Bill Gurley and associates caught onto this trend and planned a trip to Korea to see what might be gleaned from this market. What resulted was a sharpening of their thesis around Social, Local, Mobile. When the iPhone hit everyone’s hand in 2008, we had the confluence of the internet, GPS, and camera in every pocket. And the rest is history, that Benchmark fund invest in a plethora of internet hits most notably Uber and Snapchat.
The current environment for Korea is pretty telling. 30% of South Korea owns or holds some sort of crypto, past the tipping point for widespread social adoption. When the regulators tried to shut exchanges down, HODLs raised their voices. I’m excited to see how individuals interact with token powered protocols as usability and scalability allow us to fall down the Marginal Benefit Curve of cryptocurrencies. While we’re still stuck at the store-of-value and the speculative era of cryptocurrencies, that should change soon.
Even now, as staking protocols begin to proliferate, crypto holders are looking to gain an edge in earning incremental token. We should start to see use Vest and Compound.Finance gain adoption as the usability of protocols begins to drop.

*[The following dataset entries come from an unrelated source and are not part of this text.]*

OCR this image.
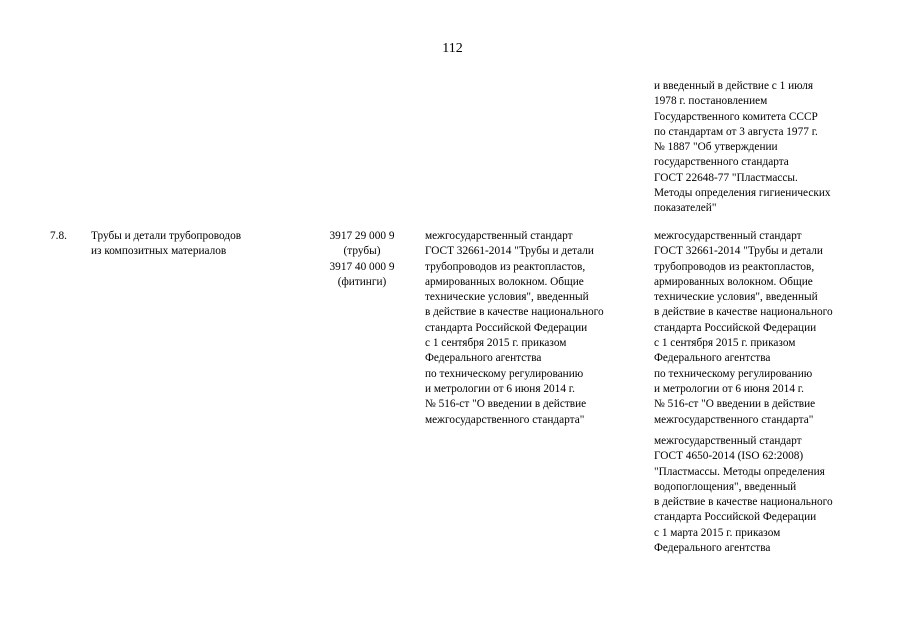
112
и введенный в действие с 1 июля
1978 г. постановлением
Государственного комитета СССР
по стандартам от 3 августа 1977 г.
№ 1887 "Об утверждении
государственного стандарта
ГОСТ 22648-77 "Пластмассы.
Методы определения гигиенических
показателей"
7.8. Трубы и детали трубопроводов
из композитных материалов
3917 29 000 9
(трубы)
3917 40 000 9
(фитинги)
межгосударственный стандарт
ГОСТ 32661-2014 "Трубы и детали
трубопроводов из реактопластов,
армированных волокном. Общие
технические условия", введенный
в действие в качестве национального
стандарта Российской Федерации
с 1 сентября 2015 г. приказом
Федерального агентства
по техническому регулированию
и метрологии от 6 июня 2014 г.
№ 516-ст "О введении в действие
межгосударственного стандарта"
межгосударственный стандарт
ГОСТ 32661-2014 "Трубы и детали
трубопроводов из реактопластов,
армированных волокном. Общие
технические условия", введенный
в действие в качестве национального
стандарта Российской Федерации
с 1 сентября 2015 г. приказом
Федерального агентства
по техническому регулированию
и метрологии от 6 июня 2014 г.
№ 516-ст "О введении в действие
межгосударственного стандарта"
межгосударственный стандарт
ГОСТ 4650-2014 (ISO 62:2008)
"Пластмассы. Методы определения
водопоглощения", введенный
в действие в качестве национального
стандарта Российской Федерации
с 1 марта 2015 г. приказом
Федерального агентства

I’m personally not as bullish for developing countries as leading indicator as early adopters. As weird as it sounds, they need cryptocurrencies too much. My mental model for early adopters are the ones that like toys, the weirdos, the rich people and more that are willing to accept the flaws in the product. There’s something about intrinsic motivation as opposed to extrinsic motivation that drives the sickness and retention of a product/technology. I would much rather look towards the high-risk tolerance ICO investors than look towards traditional business and crypto “enterprise alliances”.